Nacht-Ziele

Jedem Anfang wohnt ein Ende inne, und der Zauber existiert nur, um darüber hinweg zu täuschen. Das ist seine Aufgabe, gar sein Beruf als Zauber-Kunst, der Kunst der Täuschung, der Vorspiegelung falscher Tatsachen. Kein Künstler, der davon nichts ahnen will und wollte!     
Euch wortgewaltigen und –gewandten, langen Schatten längst vergangener Zeiten vertraue ich an, dass noch genügend Geheimnsse erhalten blieben, weil es sie geben muss, um nicht ohnmächtig zu Boden zu sinken beim Anblick dessen, was weder Tageslicht noch Bühnen jeglicher Art scheut. Das Gute ist das Unwahre, das Böse auch.
Auch der Langstreckenläufer erreicht irgendwann sein Ziel, sofern er nicht vorher zusammenbricht. Langstreckenläufer ohne Ziel sind langweilig.
Der Wege Eigensinn – der eigenen Wege Sinn…
Wer (mit)bestimmen will, sollte seine Stimme erheben, statt sie abzugeben. Und wer nicht darauf warten will, "erlöst" zu werden, möge selbst nach Lösungen suchen.

Eine Minute genügt, um täglich neu, und jedes Mal, was die Lösung angeht, vergeblich über die Grenzen des Erkenntnisvermögens nachzudenken –  vergleichbar einem Ausflug oder einem Spaziergang durch den Park, der bei jeder Wiederholung Bekanntes in einem anderen Licht erscheinen lässt.

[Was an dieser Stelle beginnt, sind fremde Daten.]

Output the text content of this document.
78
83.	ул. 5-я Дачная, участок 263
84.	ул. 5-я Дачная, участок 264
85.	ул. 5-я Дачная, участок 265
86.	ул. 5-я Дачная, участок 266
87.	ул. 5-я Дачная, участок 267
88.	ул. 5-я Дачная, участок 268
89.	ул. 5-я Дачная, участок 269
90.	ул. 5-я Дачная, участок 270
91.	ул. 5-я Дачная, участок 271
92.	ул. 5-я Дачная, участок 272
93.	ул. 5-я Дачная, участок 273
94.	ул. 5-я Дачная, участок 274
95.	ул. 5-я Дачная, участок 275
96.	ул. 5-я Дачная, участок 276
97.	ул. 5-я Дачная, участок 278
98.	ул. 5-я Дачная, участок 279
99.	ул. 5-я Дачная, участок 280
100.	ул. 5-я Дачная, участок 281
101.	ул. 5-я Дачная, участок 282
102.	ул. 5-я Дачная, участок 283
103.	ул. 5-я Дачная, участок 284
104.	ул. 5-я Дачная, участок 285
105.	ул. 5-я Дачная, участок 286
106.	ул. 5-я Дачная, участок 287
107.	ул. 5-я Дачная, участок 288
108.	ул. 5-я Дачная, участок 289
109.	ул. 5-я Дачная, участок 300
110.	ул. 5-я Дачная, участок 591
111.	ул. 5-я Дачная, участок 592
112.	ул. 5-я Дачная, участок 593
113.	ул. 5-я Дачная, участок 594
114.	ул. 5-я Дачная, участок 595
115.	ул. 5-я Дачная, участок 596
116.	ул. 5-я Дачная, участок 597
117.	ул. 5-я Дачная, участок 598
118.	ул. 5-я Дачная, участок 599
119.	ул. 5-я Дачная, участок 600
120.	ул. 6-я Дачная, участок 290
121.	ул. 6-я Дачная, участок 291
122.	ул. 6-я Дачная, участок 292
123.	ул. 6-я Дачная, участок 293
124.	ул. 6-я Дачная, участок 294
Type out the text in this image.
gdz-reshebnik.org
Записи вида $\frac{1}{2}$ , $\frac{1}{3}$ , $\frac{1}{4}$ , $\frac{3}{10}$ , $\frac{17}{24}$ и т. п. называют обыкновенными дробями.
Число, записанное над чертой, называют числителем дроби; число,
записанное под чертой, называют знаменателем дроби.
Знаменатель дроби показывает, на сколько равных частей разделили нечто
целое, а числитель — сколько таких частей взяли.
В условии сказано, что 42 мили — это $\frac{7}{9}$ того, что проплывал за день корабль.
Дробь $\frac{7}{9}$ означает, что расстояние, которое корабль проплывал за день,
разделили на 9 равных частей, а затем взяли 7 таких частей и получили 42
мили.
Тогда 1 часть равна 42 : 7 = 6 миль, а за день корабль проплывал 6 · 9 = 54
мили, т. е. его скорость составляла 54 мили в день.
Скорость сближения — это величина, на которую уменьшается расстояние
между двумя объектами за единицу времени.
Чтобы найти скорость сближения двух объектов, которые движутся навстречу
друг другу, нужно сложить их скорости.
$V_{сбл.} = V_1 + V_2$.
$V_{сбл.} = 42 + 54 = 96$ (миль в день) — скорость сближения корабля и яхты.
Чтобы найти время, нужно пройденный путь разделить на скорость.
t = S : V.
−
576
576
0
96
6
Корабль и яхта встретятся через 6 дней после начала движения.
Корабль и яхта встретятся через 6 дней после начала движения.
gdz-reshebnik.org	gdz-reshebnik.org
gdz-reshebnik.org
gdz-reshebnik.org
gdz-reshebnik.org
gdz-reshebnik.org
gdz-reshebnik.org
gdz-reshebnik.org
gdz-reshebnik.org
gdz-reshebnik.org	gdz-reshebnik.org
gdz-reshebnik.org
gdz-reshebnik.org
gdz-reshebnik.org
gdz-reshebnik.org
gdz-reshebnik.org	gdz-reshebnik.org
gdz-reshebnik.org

Eine noch so kleine Einheit der Lebenswelt, etwa jene von ein Paar Schuhen, führt binnen kurzer Zeit des Fragens nach ihren Daseinsgründen in die Irre des nicht mehr gedanklich Organisierbaren, obwohl sie doch – für sich – durchaus zweifellos organisiert ist.

Es wurde gemessen, dass nur etwa ein Prozent dessen, was sich innerhalb unseres Blickfelds befindet, "scharf gestellt" werden kann. In diesem Moment bilden ca. 12 Großbuchstaben der PC-Tastatur den scharf gestellten Ausschnitt meines Blickfelds. 

Zwangshandlungen, Panikattacken oder sonstige "harmlosere" (Ver-)Störungen begleitet in irgendeiner Weise die diffuse Angst, den Überblick zu verlieren, und dass dies jeden Moment geschehen könnte, steigert die Symptomatik bis ins Unerträgliche. Dabei ist ein Überblick ja ohnehin nur annähernd und sehr begrenzt möglich; nie gelingt er ganz. Und ist nicht – unübersichtlich, hinterrücks – auch mit jener Angst der Wenigen zu rechnen, die allzu viel an Überblick der Vielen fürchten? Wie also lässt sich dennoch überblicken, was benötigt wird, um der – jederzeit angriffsbereiten – Angst so zu begegnen, dass eben nicht mehr gilt: "Angst essen Seele auf" (R. W. Fassbinder)?      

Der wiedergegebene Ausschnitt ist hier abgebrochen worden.